Friday, September 19, 2014

EU funds research project to create autonomous container ships

An EU-funded research project called MUNIN wants to make global cargo shipping more energy and cost efficient, aiming to create autonomous vessels that can sail themselves from port to port.

The project, the subject of a workshop at the SMM maritime conference in Hamburg,
is being led by researchers from the Fraunhofer Center for Maritime Logistics and Services. They want to prove the safety of unmanned ships and then push for changes in international maritime regulations to allow them to ply the seas.

"The technology for electronic positioning, satellite communications, and anti-collision measures already exists," said Ørnulf Rødseth, a researcher at the Norwegian Marine Technology Institute, in a report.

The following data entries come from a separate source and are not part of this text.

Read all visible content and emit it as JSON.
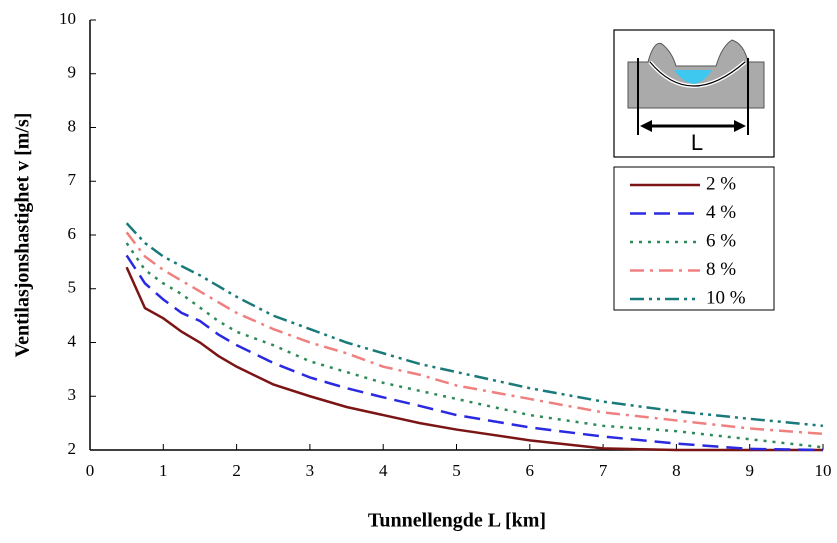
{
  "chart_data": {
    "type": "line",
    "xlabel": "Tunnellengde L [km]",
    "ylabel": "Ventilasjonshastighet v [m/s]",
    "inset_label": "L",
    "x": [
      0.5,
      0.75,
      1,
      1.25,
      1.5,
      1.75,
      2,
      2.5,
      3,
      3.5,
      4,
      4.5,
      5,
      6,
      7,
      8,
      9,
      10
    ],
    "series": [
      {
        "name": "2 %",
        "color": "#7b1515",
        "dash": "solid",
        "values": [
          5.4,
          4.64,
          4.45,
          4.2,
          4.0,
          3.75,
          3.55,
          3.22,
          3.0,
          2.8,
          2.65,
          2.5,
          2.38,
          2.18,
          2.03,
          2.0,
          2.0,
          2.0
        ]
      },
      {
        "name": "4 %",
        "color": "#2a2ae0",
        "dash": "dashed",
        "values": [
          5.62,
          5.1,
          4.8,
          4.55,
          4.4,
          4.15,
          3.95,
          3.62,
          3.35,
          3.15,
          2.98,
          2.82,
          2.65,
          2.42,
          2.25,
          2.12,
          2.02,
          2.0
        ]
      },
      {
        "name": "6 %",
        "color": "#2e8b57",
        "dash": "dotted",
        "values": [
          5.85,
          5.35,
          5.1,
          4.9,
          4.65,
          4.4,
          4.2,
          3.95,
          3.65,
          3.45,
          3.25,
          3.1,
          2.95,
          2.65,
          2.45,
          2.35,
          2.2,
          2.05
        ]
      },
      {
        "name": "8 %",
        "color": "#f08080",
        "dash": "dashdot",
        "values": [
          6.05,
          5.6,
          5.35,
          5.15,
          4.95,
          4.75,
          4.55,
          4.25,
          4.0,
          3.8,
          3.55,
          3.4,
          3.2,
          2.95,
          2.7,
          2.55,
          2.4,
          2.3
        ]
      },
      {
        "name": "10 %",
        "color": "#1a7a7a",
        "dash": "dashdotdot",
        "values": [
          6.22,
          5.85,
          5.6,
          5.42,
          5.25,
          5.05,
          4.85,
          4.5,
          4.25,
          4.0,
          3.8,
          3.6,
          3.45,
          3.15,
          2.9,
          2.72,
          2.58,
          2.45
        ]
      }
    ],
    "xlim": [
      0,
      10
    ],
    "xticks": [
      0,
      1,
      2,
      3,
      4,
      5,
      6,
      7,
      8,
      9,
      10
    ],
    "ylim": [
      2,
      10
    ],
    "yticks": [
      2,
      3,
      4,
      5,
      6,
      7,
      8,
      9,
      10
    ],
    "grid": false,
    "legend": "upper right"
  }
}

Rødseth admits that having the technology and getting governments and international regulators to buy in are different issues. "

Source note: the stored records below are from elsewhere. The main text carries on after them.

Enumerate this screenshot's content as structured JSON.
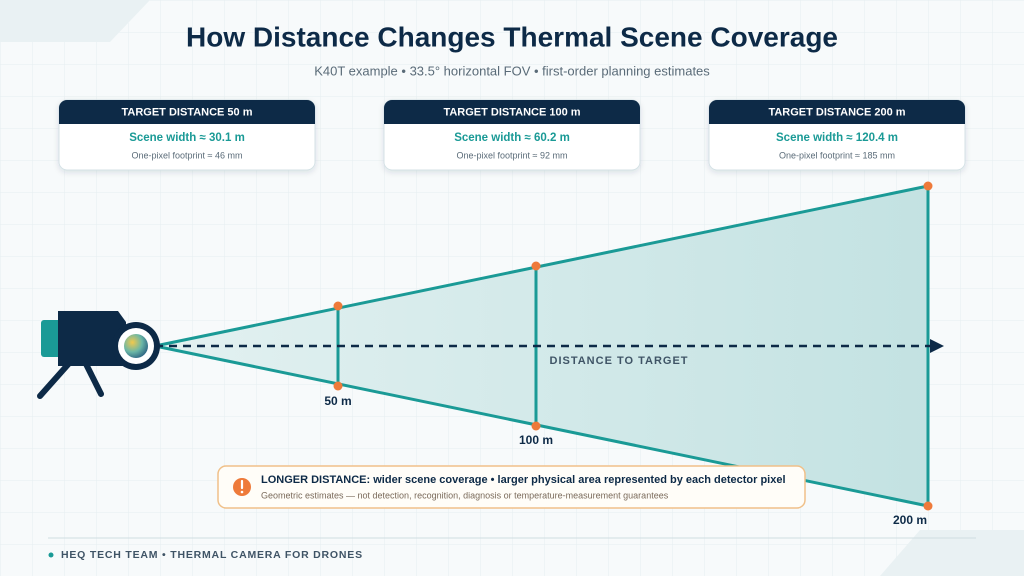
{
  "header": {
    "title": "How Distance Changes Thermal Scene Coverage",
    "subtitle": "K40T example • 33.5° horizontal FOV • first-order planning estimates"
  },
  "cards": [
    {
      "heading": "TARGET DISTANCE 50 m",
      "width": "Scene width ≈ 30.1 m",
      "footprint": "One-pixel footprint ≈ 46 mm"
    },
    {
      "heading": "TARGET DISTANCE 100 m",
      "width": "Scene width ≈ 60.2 m",
      "footprint": "One-pixel footprint ≈ 92 mm"
    },
    {
      "heading": "TARGET DISTANCE 200 m",
      "width": "Scene width ≈ 120.4 m",
      "footprint": "One-pixel footprint ≈ 185 mm"
    }
  ],
  "diagram": {
    "axis_label": "DISTANCE TO TARGET",
    "markers": [
      "50 m",
      "100 m",
      "200 m"
    ]
  },
  "note": {
    "lead": "LONGER DISTANCE:",
    "text": "wider scene coverage • larger physical area represented by each detector pixel",
    "caveat": "Geometric estimates — not detection, recognition, diagnosis or temperature-measurement guarantees"
  },
  "footer": "HEQ TECH TEAM • THERMAL CAMERA FOR DRONES"
}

In order to get regulatory buy-in, researchers will need to demonstrate that autonomous systems can make the safety of robotic ships at least as good as manned ones. They say the lower speeds and automated responses of robotic ships could actually reduce collisions and other accidents at sea, 75 percent of which are caused by human error.

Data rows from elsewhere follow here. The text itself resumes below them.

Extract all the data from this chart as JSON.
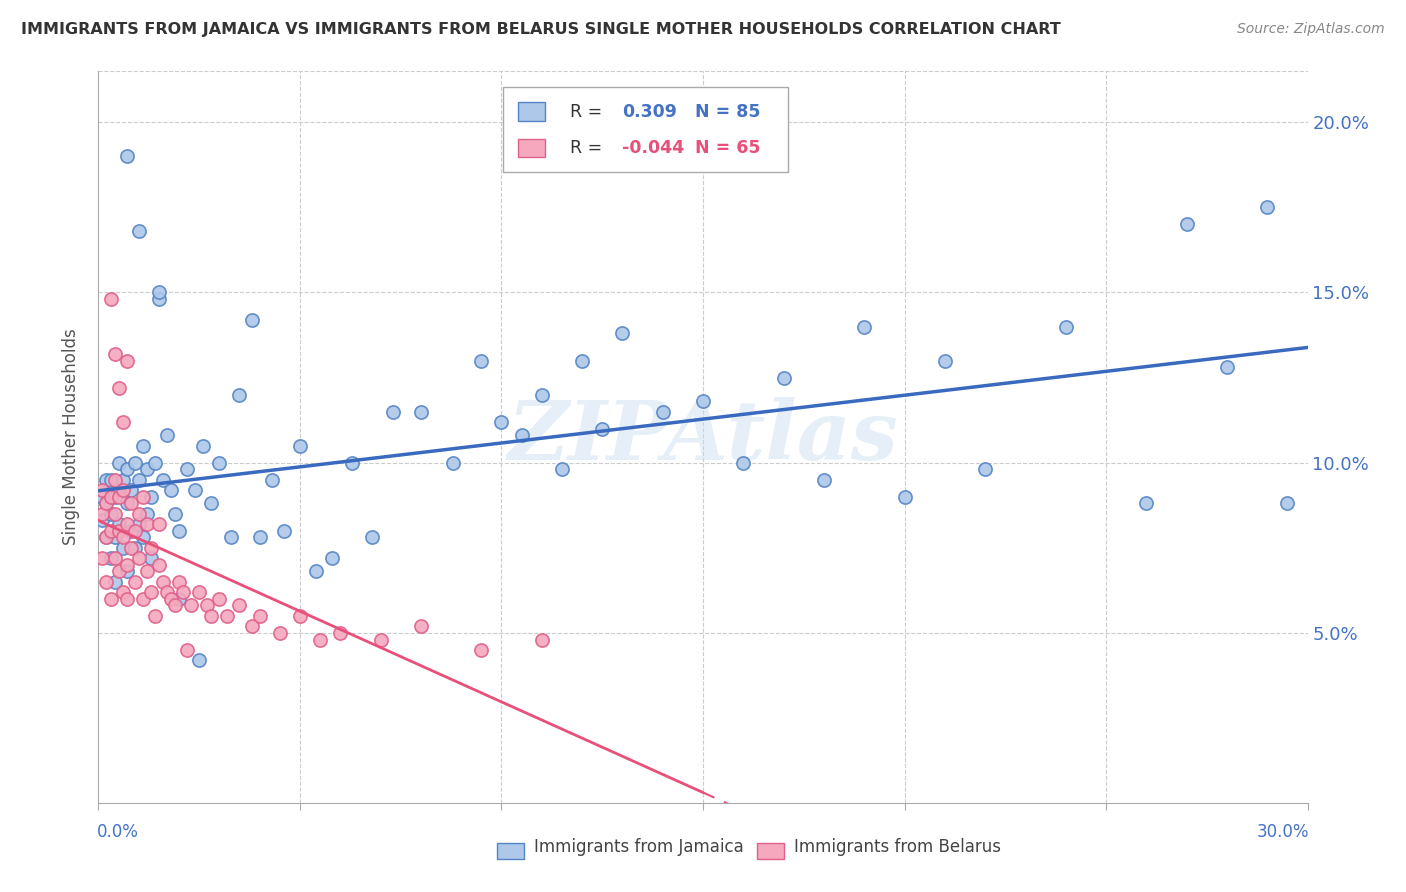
{
  "title": "IMMIGRANTS FROM JAMAICA VS IMMIGRANTS FROM BELARUS SINGLE MOTHER HOUSEHOLDS CORRELATION CHART",
  "source": "Source: ZipAtlas.com",
  "ylabel": "Single Mother Households",
  "ylabel_right_ticks": [
    "20.0%",
    "15.0%",
    "10.0%",
    "5.0%"
  ],
  "ylabel_right_values": [
    0.2,
    0.15,
    0.1,
    0.05
  ],
  "color_jamaica": "#adc8e8",
  "color_jamaica_edge": "#5585c5",
  "color_belarus": "#f5a8be",
  "color_belarus_edge": "#e0608a",
  "color_jamaica_line": "#3a6abf",
  "color_belarus_line": "#e8507a",
  "color_axis_text": "#4472c4",
  "background_color": "#ffffff",
  "watermark": "ZIPAtlas",
  "xlim": [
    0.0,
    0.3
  ],
  "ylim": [
    0.0,
    0.215
  ],
  "jamaica_scatter_x": [
    0.001,
    0.001,
    0.002,
    0.002,
    0.002,
    0.003,
    0.003,
    0.003,
    0.004,
    0.004,
    0.004,
    0.005,
    0.005,
    0.005,
    0.006,
    0.006,
    0.007,
    0.007,
    0.007,
    0.008,
    0.008,
    0.009,
    0.009,
    0.01,
    0.01,
    0.011,
    0.011,
    0.012,
    0.012,
    0.013,
    0.013,
    0.014,
    0.015,
    0.016,
    0.017,
    0.018,
    0.019,
    0.02,
    0.022,
    0.024,
    0.026,
    0.028,
    0.03,
    0.033,
    0.035,
    0.038,
    0.04,
    0.043,
    0.046,
    0.05,
    0.054,
    0.058,
    0.063,
    0.068,
    0.073,
    0.08,
    0.088,
    0.095,
    0.1,
    0.105,
    0.11,
    0.115,
    0.12,
    0.125,
    0.13,
    0.14,
    0.15,
    0.16,
    0.17,
    0.18,
    0.19,
    0.2,
    0.21,
    0.22,
    0.24,
    0.26,
    0.27,
    0.28,
    0.29,
    0.295,
    0.007,
    0.01,
    0.015,
    0.02,
    0.025
  ],
  "jamaica_scatter_y": [
    0.083,
    0.09,
    0.078,
    0.088,
    0.095,
    0.072,
    0.085,
    0.095,
    0.078,
    0.09,
    0.065,
    0.082,
    0.092,
    0.1,
    0.075,
    0.095,
    0.068,
    0.088,
    0.098,
    0.08,
    0.092,
    0.075,
    0.1,
    0.082,
    0.095,
    0.078,
    0.105,
    0.085,
    0.098,
    0.09,
    0.072,
    0.1,
    0.148,
    0.095,
    0.108,
    0.092,
    0.085,
    0.08,
    0.098,
    0.092,
    0.105,
    0.088,
    0.1,
    0.078,
    0.12,
    0.142,
    0.078,
    0.095,
    0.08,
    0.105,
    0.068,
    0.072,
    0.1,
    0.078,
    0.115,
    0.115,
    0.1,
    0.13,
    0.112,
    0.108,
    0.12,
    0.098,
    0.13,
    0.11,
    0.138,
    0.115,
    0.118,
    0.1,
    0.125,
    0.095,
    0.14,
    0.09,
    0.13,
    0.098,
    0.14,
    0.088,
    0.17,
    0.128,
    0.175,
    0.088,
    0.19,
    0.168,
    0.15,
    0.06,
    0.042
  ],
  "belarus_scatter_x": [
    0.001,
    0.001,
    0.001,
    0.002,
    0.002,
    0.002,
    0.003,
    0.003,
    0.003,
    0.004,
    0.004,
    0.004,
    0.005,
    0.005,
    0.005,
    0.006,
    0.006,
    0.006,
    0.007,
    0.007,
    0.007,
    0.008,
    0.008,
    0.009,
    0.009,
    0.01,
    0.01,
    0.011,
    0.011,
    0.012,
    0.012,
    0.013,
    0.013,
    0.014,
    0.015,
    0.015,
    0.016,
    0.017,
    0.018,
    0.019,
    0.02,
    0.021,
    0.022,
    0.023,
    0.025,
    0.027,
    0.028,
    0.03,
    0.032,
    0.035,
    0.038,
    0.04,
    0.045,
    0.05,
    0.055,
    0.06,
    0.07,
    0.08,
    0.095,
    0.11,
    0.003,
    0.004,
    0.005,
    0.006,
    0.007
  ],
  "belarus_scatter_y": [
    0.085,
    0.072,
    0.092,
    0.078,
    0.088,
    0.065,
    0.08,
    0.09,
    0.06,
    0.085,
    0.072,
    0.095,
    0.068,
    0.08,
    0.09,
    0.062,
    0.078,
    0.092,
    0.07,
    0.082,
    0.06,
    0.075,
    0.088,
    0.065,
    0.08,
    0.072,
    0.085,
    0.06,
    0.09,
    0.068,
    0.082,
    0.062,
    0.075,
    0.055,
    0.07,
    0.082,
    0.065,
    0.062,
    0.06,
    0.058,
    0.065,
    0.062,
    0.045,
    0.058,
    0.062,
    0.058,
    0.055,
    0.06,
    0.055,
    0.058,
    0.052,
    0.055,
    0.05,
    0.055,
    0.048,
    0.05,
    0.048,
    0.052,
    0.045,
    0.048,
    0.148,
    0.132,
    0.122,
    0.112,
    0.13
  ]
}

The major technical challenge of totally autonomous ships is the issue of hardware failure. A ship's transit time could be anywhere from two to three weeks on many trips, and a loss of communications or sensor data would be difficult or impossible to deal with without crew onboard.

On the other hand, scientists say a single operator could pilot up to 10 cargo vessels simultaneously from a control center ashore, with a three- to four-megabit-per-second data link to each ship.

MUNIN ships would rely on electrical propulsion powered by natural gas instead of marine diesel fuel. This would reduce maintenance requirements and allow for redundancy that could keep a ship moving even with system failures.

Fully robotic ships based on the MUNIN concepts are at least a decade away, although some of the technologies could be adopted on existing ships sooner.